The first method belongs to the class of threshold-based functional analysis methods. It is performed in two steps. In the first step, 'top' genes of interest are selected using gene differential expression as a selection criterion. The selection process does not take into account the fact that gene products are acting cooperatively in the cell and consequently, for better interpretation of the selected gene list, in the second step their behavior must be coupled to some extent by looking for their common description. The language used for describing the functionality of the genes is constructed from GO, gene annotations, and gene-gene interaction data. By using this background knowledge together with the paradigm of relational subgroup discovery we found common descriptions of gene sets differentially expressed in specific cancers. The descriptions of these gene sets can be straightforwardly used by the medical experts.
The second method is based on threshold-free functional analysis. This method is also performed in two steps. In the first step, genes are ranked by using their differential expression values when comparing predefined classes (e.g., tumor vs. healthy controls) by means of an appropriate statistical test (e.g., the t-test). In the second step, the positions of the members of the predefined gene sets (e.g., defined by GO and KEGG Orthology terms) in the ranked list are analyzed using appropriate statistical tests (e.g., the Kolmogorov-Smirnov test). Gene sets, whose members are predominantly found at the top of the list, are considered enriched and responsible for the phenotype difference (e.g., the tumor vs. normal). Our contribution to this methodology is a development of an efficient algorithm, inspired by the RSD first-order features construction, for the construction of new, potentially enriched, gene sets.

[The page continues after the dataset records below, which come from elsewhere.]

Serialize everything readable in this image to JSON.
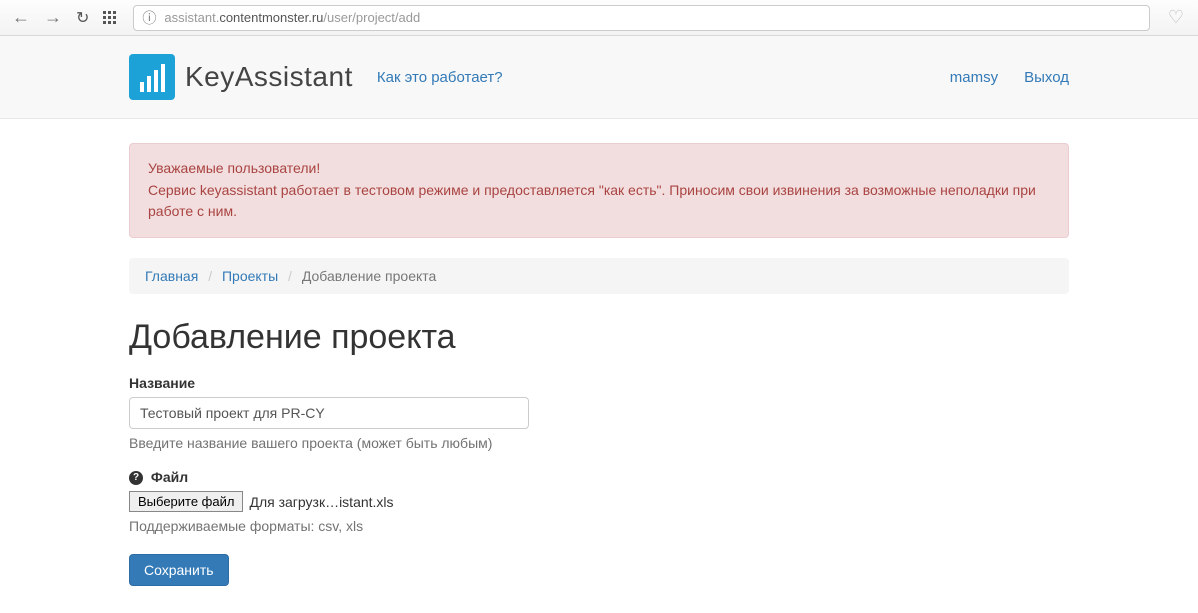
{
  "browser": {
    "url_prefix": "assistant.",
    "url_domain": "contentmonster.ru",
    "url_path": "/user/project/add"
  },
  "header": {
    "logo_text": "KeyAssistant",
    "how_link": "Как это работает?",
    "nav": {
      "user": "mamsy",
      "logout": "Выход"
    }
  },
  "alert": {
    "line1": "Уважаемые пользователи!",
    "line2": "Сервис keyassistant работает в тестовом режиме и предоставляется \"как есть\". Приносим свои извинения за возможные неполадки при работе с ним."
  },
  "breadcrumb": {
    "home": "Главная",
    "projects": "Проекты",
    "current": "Добавление проекта"
  },
  "page": {
    "title": "Добавление проекта",
    "name_label": "Название",
    "name_value": "Тестовый проект для PR-CY",
    "name_help": "Введите название вашего проекта (может быть любым)",
    "file_label": "Файл",
    "file_button": "Выберите файл",
    "file_selected": "Для загрузк…istant.xls",
    "file_help": "Поддерживаемые форматы: csv, xls",
    "submit": "Сохранить"
  }
}
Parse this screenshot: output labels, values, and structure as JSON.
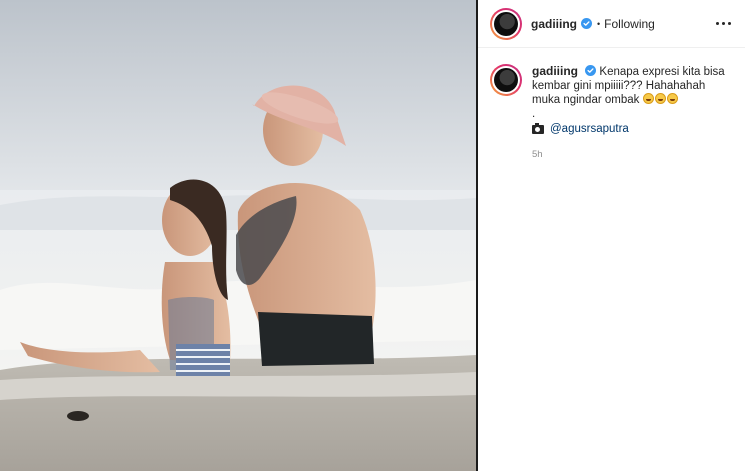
{
  "post": {
    "image_alt": "Man in a pink bucket hat and little girl sitting in the surf at the beach",
    "author": {
      "username": "gadiiing",
      "verified": true,
      "follow_status": "Following"
    },
    "caption": {
      "username": "gadiiing",
      "line1": "Kenapa expresi kita bisa",
      "line2": "kembar gini mpiiiii??? Hahahahah",
      "line3": "muka ngindar ombak",
      "emoji": [
        "rofl-emoji",
        "rofl-emoji",
        "rofl-emoji"
      ],
      "separator": ".",
      "credit_mention": "@agusrsaputra"
    },
    "timestamp": "5h"
  },
  "icons": {
    "verified": "verified-badge-icon",
    "more": "more-options-icon",
    "camera": "camera-icon"
  },
  "colors": {
    "text": "#262626",
    "muted": "#8e8e8e",
    "link": "#00376b",
    "verified": "#3897f0"
  }
}
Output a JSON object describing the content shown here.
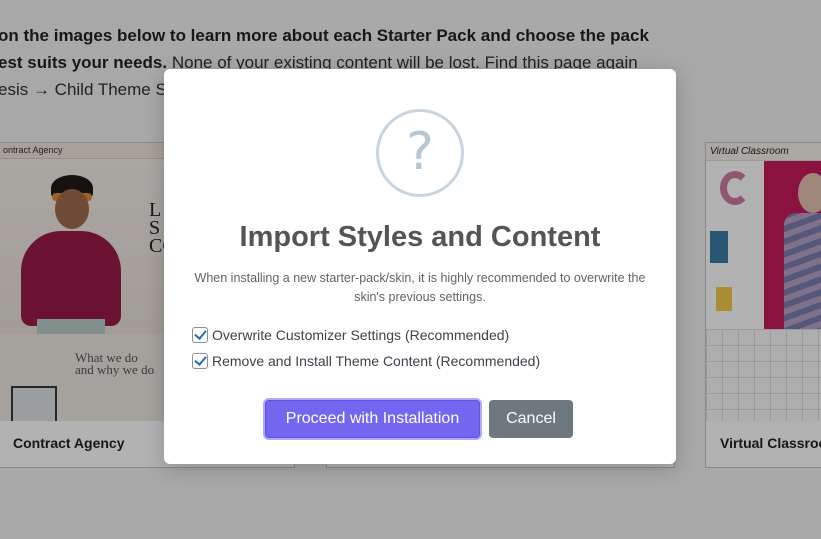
{
  "background": {
    "intro_line1": "on the images below to learn more about each Starter Pack and choose the pack",
    "intro_line2_bold": "est suits your needs.",
    "intro_line2_rest": " None of your existing content will be lost. Find this page again",
    "intro_line3": "esis → Child Theme S",
    "cards": [
      {
        "title": "Contract Agency",
        "header": "ontract Agency",
        "hero": "L\nS\nCO",
        "lower": "What we do\nand why we do"
      },
      {
        "title": ""
      },
      {
        "title": "Virtual Classroo",
        "header": "Virtual Classroom"
      }
    ]
  },
  "modal": {
    "icon": "question-icon",
    "icon_glyph": "?",
    "title": "Import Styles and Content",
    "description": "When installing a new starter-pack/skin, it is highly recommended to overwrite the skin's previous settings.",
    "options": [
      {
        "label": "Overwrite Customizer Settings (Recommended)",
        "checked": true
      },
      {
        "label": "Remove and Install Theme Content (Recommended)",
        "checked": true
      }
    ],
    "proceed_label": "Proceed with Installation",
    "cancel_label": "Cancel"
  },
  "colors": {
    "accent": "#7367f0",
    "cancel": "#6e7881",
    "overlay": "rgba(0,0,0,0.30)"
  }
}
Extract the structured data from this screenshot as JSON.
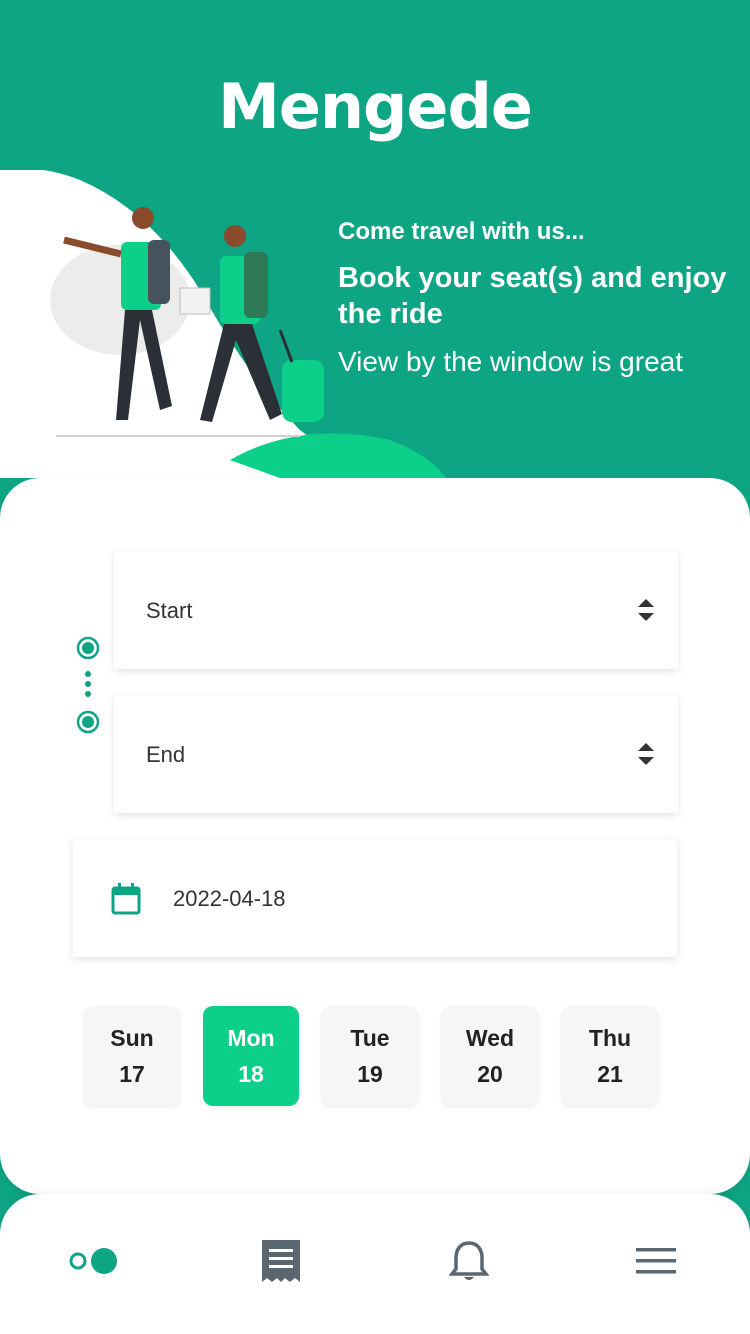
{
  "app": {
    "name": "Mengede",
    "brand_color": "#0ea585",
    "accent_color": "#0ccf8a"
  },
  "hero": {
    "subtitle": "Come travel with us...",
    "title": "Book your seat(s) and enjoy the ride",
    "tagline": "View by the window is great",
    "illustration": "travelers-illustration"
  },
  "booking": {
    "start_label": "Start",
    "end_label": "End",
    "date_value": "2022-04-18",
    "date_icon": "calendar-icon",
    "route_icon": "route-dots-icon",
    "select_icon": "sort-arrows-icon"
  },
  "days": [
    {
      "day": "Sun",
      "date": "17",
      "selected": false
    },
    {
      "day": "Mon",
      "date": "18",
      "selected": true
    },
    {
      "day": "Tue",
      "date": "19",
      "selected": false
    },
    {
      "day": "Wed",
      "date": "20",
      "selected": false
    },
    {
      "day": "Thu",
      "date": "21",
      "selected": false
    }
  ],
  "bottom_nav": [
    {
      "name": "home",
      "icon": "dots-toggle-icon",
      "active": true
    },
    {
      "name": "tickets",
      "icon": "receipt-icon",
      "active": false
    },
    {
      "name": "notifications",
      "icon": "bell-icon",
      "active": false
    },
    {
      "name": "menu",
      "icon": "hamburger-menu-icon",
      "active": false
    }
  ]
}
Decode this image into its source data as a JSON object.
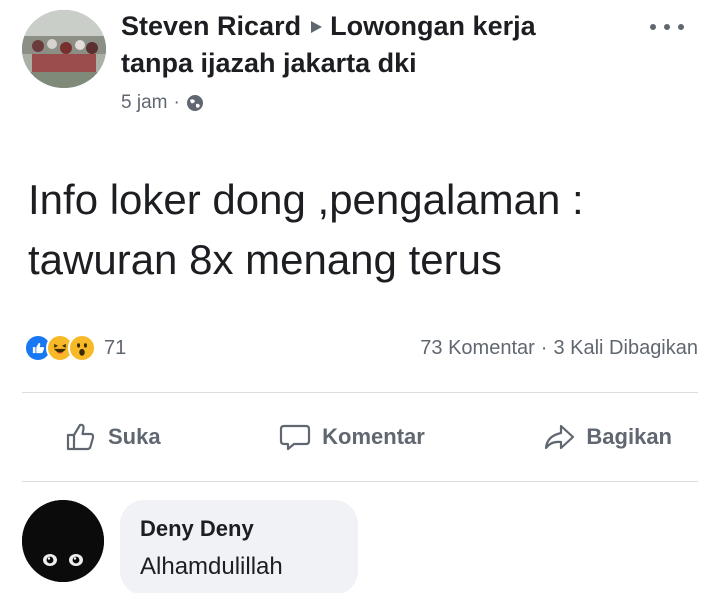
{
  "post": {
    "author": "Steven Ricard",
    "group_line1": "Lowongan kerja",
    "group_line2": "tanpa ijazah jakarta dki",
    "time": "5 jam",
    "privacy_icon": "globe-icon",
    "more_icon": "more-options-icon",
    "text_line1": "Info loker dong ,pengalaman :",
    "text_line2": "tawuran 8x menang terus"
  },
  "reactions": {
    "icons": [
      "like-reaction-icon",
      "haha-reaction-icon",
      "wow-reaction-icon"
    ],
    "count": "71",
    "comments": "73 Komentar",
    "shares": "3 Kali Dibagikan"
  },
  "actions": {
    "like": "Suka",
    "comment": "Komentar",
    "share": "Bagikan"
  },
  "comment": {
    "author": "Deny Deny",
    "text": "Alhamdulillah"
  },
  "colors": {
    "text": "#1c1e21",
    "secondary": "#606770",
    "bubble": "#f0f2f5",
    "like_blue": "#1877f2",
    "reaction_yellow": "#f7b928"
  }
}
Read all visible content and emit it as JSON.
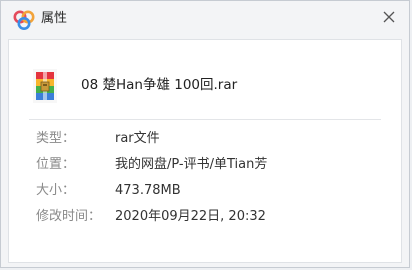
{
  "window": {
    "title": "属性",
    "close_icon": "close-icon",
    "app_icon": "cloud-app-logo"
  },
  "file": {
    "icon": "rar-archive-icon",
    "name": "08 楚Han争雄 100回.rar"
  },
  "properties": [
    {
      "label": "类型：",
      "value": "rar文件"
    },
    {
      "label": "位置：",
      "value": "我的网盘/P-评书/单Tian芳"
    },
    {
      "label": "大小：",
      "value": "473.78MB"
    },
    {
      "label": "修改时间：",
      "value": "2020年09月22日, 20:32"
    }
  ],
  "colors": {
    "background": "#f3f4f6",
    "card": "#ffffff",
    "label": "#8a8a8a",
    "value": "#333333"
  }
}
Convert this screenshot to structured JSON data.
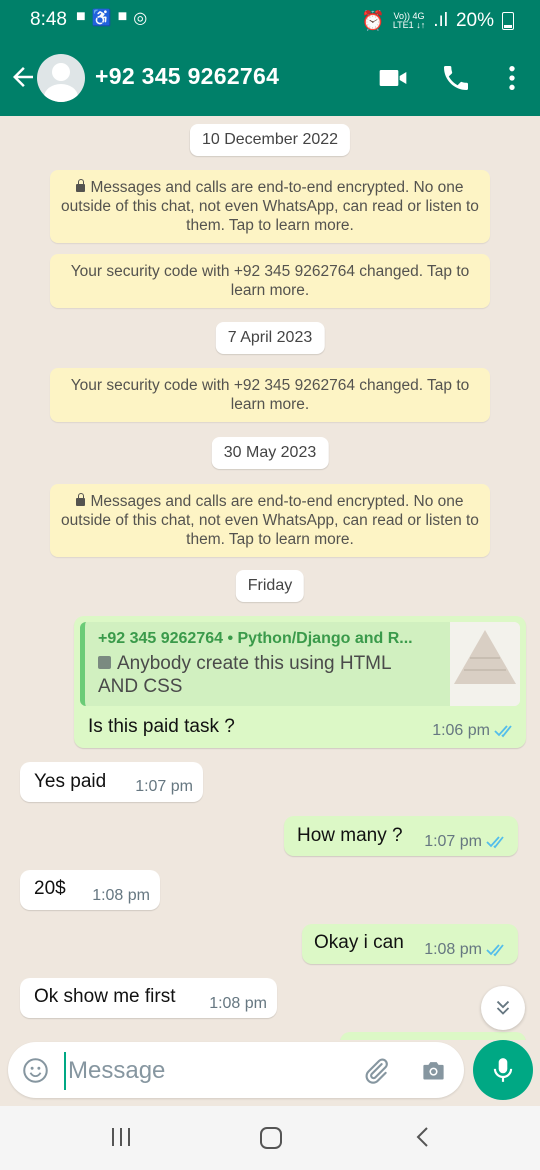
{
  "status_bar": {
    "time": "8:48",
    "network_top": "Vo)) 4G",
    "network_bottom": "LTE1 ↓↑",
    "battery": "20%"
  },
  "header": {
    "contact": "+92 345 9262764",
    "icons": [
      "back-arrow-icon",
      "avatar",
      "video-call-icon",
      "voice-call-icon",
      "more-options-icon"
    ]
  },
  "chat": {
    "date_1": "10 December 2022",
    "encryption_notice_1": "Messages and calls are end-to-end encrypted. No one outside of this chat, not even WhatsApp, can read or listen to them. Tap to learn more.",
    "security_notice_1": "Your security code with +92 345 9262764 changed. Tap to learn more.",
    "date_2": "7 April 2023",
    "security_notice_2": "Your security code with +92 345 9262764 changed. Tap to learn more.",
    "date_3": "30 May 2023",
    "encryption_notice_2": "Messages and calls are end-to-end encrypted. No one outside of this chat, not even WhatsApp, can read or listen to them. Tap to learn more.",
    "date_4": "Friday",
    "messages": [
      {
        "direction": "out",
        "quote_sender": "+92 345 9262764 • Python/Django and R...",
        "quote_text": "Anybody create this using HTML AND CSS",
        "text": "Is this paid task ?",
        "time": "1:06 pm"
      },
      {
        "direction": "in",
        "text": "Yes paid",
        "time": "1:07 pm"
      },
      {
        "direction": "out",
        "text": "How many ?",
        "time": "1:07 pm"
      },
      {
        "direction": "in",
        "text": "20$",
        "time": "1:08 pm"
      },
      {
        "direction": "out",
        "text": "Okay i can",
        "time": "1:08 pm"
      },
      {
        "direction": "in",
        "text": "Ok show me first",
        "time": "1:08 pm"
      }
    ]
  },
  "composer": {
    "placeholder": "Message"
  },
  "colors": {
    "brand": "#008069",
    "accent": "#00a884",
    "outgoing_bubble": "#dcf8c6",
    "system_notice": "#fdf4c5",
    "read_ticks": "#53bdeb"
  }
}
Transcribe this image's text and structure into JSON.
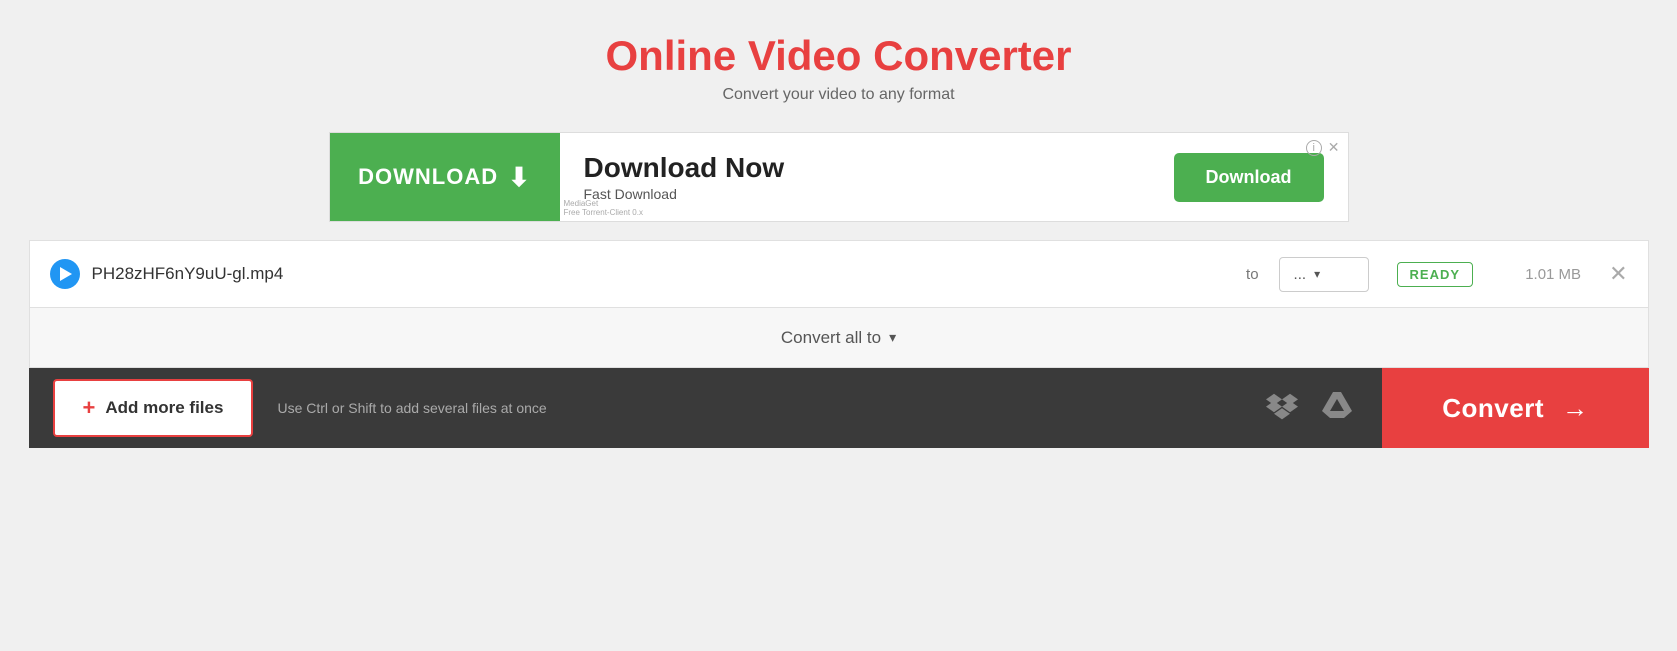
{
  "header": {
    "title": "Online Video Converter",
    "subtitle": "Convert your video to any format"
  },
  "ad": {
    "left_label": "DOWNLOAD",
    "main_title": "Download Now",
    "sub_title": "Fast Download",
    "button_label": "Download",
    "small_text": "MediaGet\nFree Torrent-Client 0.x"
  },
  "file_row": {
    "filename": "PH28zHF6nY9uU-gl.mp4",
    "to_label": "to",
    "format_value": "...",
    "status": "READY",
    "file_size": "1.01 MB"
  },
  "convert_all": {
    "label": "Convert all to"
  },
  "bottom_bar": {
    "add_files_label": "Add more files",
    "hint_text": "Use Ctrl or Shift to add several files at once",
    "convert_label": "Convert"
  }
}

New gene sets are defined by conjunctions of relational features constructed from the background knowledge.
The two developed methods have proved to be of interest to medical experts. The extracted knowledge turns out to be consistent with the relevant literature, and proves to have the potential for guiding the biomedical research and generating new hypotheses that explain microarray measurements.
Also, a by-product of the thesis is an easy to use relational database that integrates several sources of biological knowledge (GO, KEGG Orthology, gene annotations and gene-gene interaction data) in a unified format. This database is now publicly available to a wider scientific community.